442 E 14th Street, New York, NY 10009 (b/n 1st Avenue and Avenue A; map); 212-260-5842
Cooking Method: Grilled
Short Order: "Blahblahblah." That describes this burger perfectly.
Want Fries with That? You are eating an average burger, you may as well have average fries.
Price: Cheeseburger Deluxe, $7.95
I usually have far higher expectations for a hamburger from a diner than I do for one from a restaurant that lists the name of a chef on the menu. I have had far too many overcomplicated burgers from fancy-pants places that fail to deliver. Conversely, burgers from lowbrow restaurants can get the basic beef-bun-cheese trinity so perfectly right that it makes one wonder if there is any need to spend more. I tend to be skeptical when someone tells me that they had a great burger at a fancy restaurant, but I am never surprised when someone tells me they had a great burger at their local diner. Of course, not every diner makes a great burger (although they rarely make truly awful ones); many make perfectly average ones, which is a euphemism for "mediocre."
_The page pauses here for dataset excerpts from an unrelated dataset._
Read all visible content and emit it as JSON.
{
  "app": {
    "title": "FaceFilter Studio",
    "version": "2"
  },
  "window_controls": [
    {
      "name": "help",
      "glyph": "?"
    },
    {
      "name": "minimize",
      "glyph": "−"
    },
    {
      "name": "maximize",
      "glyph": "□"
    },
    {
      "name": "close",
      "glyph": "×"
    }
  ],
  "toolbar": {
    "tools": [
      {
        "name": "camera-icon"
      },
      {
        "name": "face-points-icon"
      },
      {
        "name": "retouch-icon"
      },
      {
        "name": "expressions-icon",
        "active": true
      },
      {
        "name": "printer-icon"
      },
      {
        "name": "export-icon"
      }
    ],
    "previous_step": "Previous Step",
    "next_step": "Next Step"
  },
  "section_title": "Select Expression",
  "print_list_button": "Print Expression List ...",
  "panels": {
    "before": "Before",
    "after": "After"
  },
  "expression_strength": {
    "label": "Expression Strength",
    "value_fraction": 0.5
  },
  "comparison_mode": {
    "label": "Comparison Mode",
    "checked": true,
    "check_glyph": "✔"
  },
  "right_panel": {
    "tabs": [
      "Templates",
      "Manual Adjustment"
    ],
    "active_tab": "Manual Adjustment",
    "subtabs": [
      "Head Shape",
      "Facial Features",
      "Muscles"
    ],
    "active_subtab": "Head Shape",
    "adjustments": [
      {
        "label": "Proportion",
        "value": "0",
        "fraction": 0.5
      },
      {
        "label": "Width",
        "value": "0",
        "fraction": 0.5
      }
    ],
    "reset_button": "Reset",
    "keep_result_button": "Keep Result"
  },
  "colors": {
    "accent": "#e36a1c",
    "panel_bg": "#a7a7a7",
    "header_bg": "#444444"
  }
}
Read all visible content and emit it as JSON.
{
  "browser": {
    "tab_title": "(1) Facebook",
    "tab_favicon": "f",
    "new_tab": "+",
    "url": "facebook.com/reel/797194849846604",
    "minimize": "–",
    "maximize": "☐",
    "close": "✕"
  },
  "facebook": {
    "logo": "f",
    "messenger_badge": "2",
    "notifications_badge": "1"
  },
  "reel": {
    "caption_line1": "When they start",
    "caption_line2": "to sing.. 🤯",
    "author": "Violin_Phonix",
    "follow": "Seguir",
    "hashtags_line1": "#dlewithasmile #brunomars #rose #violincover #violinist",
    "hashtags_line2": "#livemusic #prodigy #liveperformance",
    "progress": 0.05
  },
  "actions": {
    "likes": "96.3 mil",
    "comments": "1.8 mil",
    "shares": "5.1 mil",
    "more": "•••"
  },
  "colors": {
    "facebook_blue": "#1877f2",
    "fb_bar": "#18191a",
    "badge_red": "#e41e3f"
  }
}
Lower East Side Coffee Shop serves a burger that epitomizes mediocrity. It is not unduly offensive—it might even be considered serviceable. But the grilled, underseasoned, and overcooked (ordered rare, delivered medium) eight-ounce patty served on a seeded bun with American cheese and a side of average fries is just not the inspired effort I had hoped for.
You want to know why? Too many shortcuts. The best diner burgers tend to be from places that are decades old and have been using the same purveyors for as long. Thus, nearby places like Veselka and Joe Jr. still get their beef fresh from a real butcher. You can see the patties being hand formed in the morning at Joe Jr. That is the old way of doing things. If you opened a diner today you would likely get all of your supplies from single restaurant supplier, not cultivate relationships with a butcher, a baker, nor a candlestick maker. This makes business easier and the burgers worse.
While there has been a restaurant at that location on 14th Street for decades (it was a doughnut shop for many years), the Lower East Side Coffee Shop is a relatively new restaurant, even taking into account the fact that it recently changed its name (for the better) from Burger Gyro Express. The food likely arrives in one big truck, the hamburger doubtlessly boxed, probably frozen and delivered once a week as opposed to the daily delivery that Veselka gets, for example.

The resulting burger, while not terrible, can only really ever be average given its pedigree. It may trounce the major fast food chains, but is that good enough? I don't think so. And I don't think you do either. You are reading this blog because you like hamburgers and you deserve to eat the best ones out there. This is not one of them. I was hoping for greatness, but discovered only mediocrity. Perhaps I will get lucky and the next fancy-pants burger I eat will surprise me by defying expectations (in a good way) the way Lower East Side Coffee Shop did (in a bad way).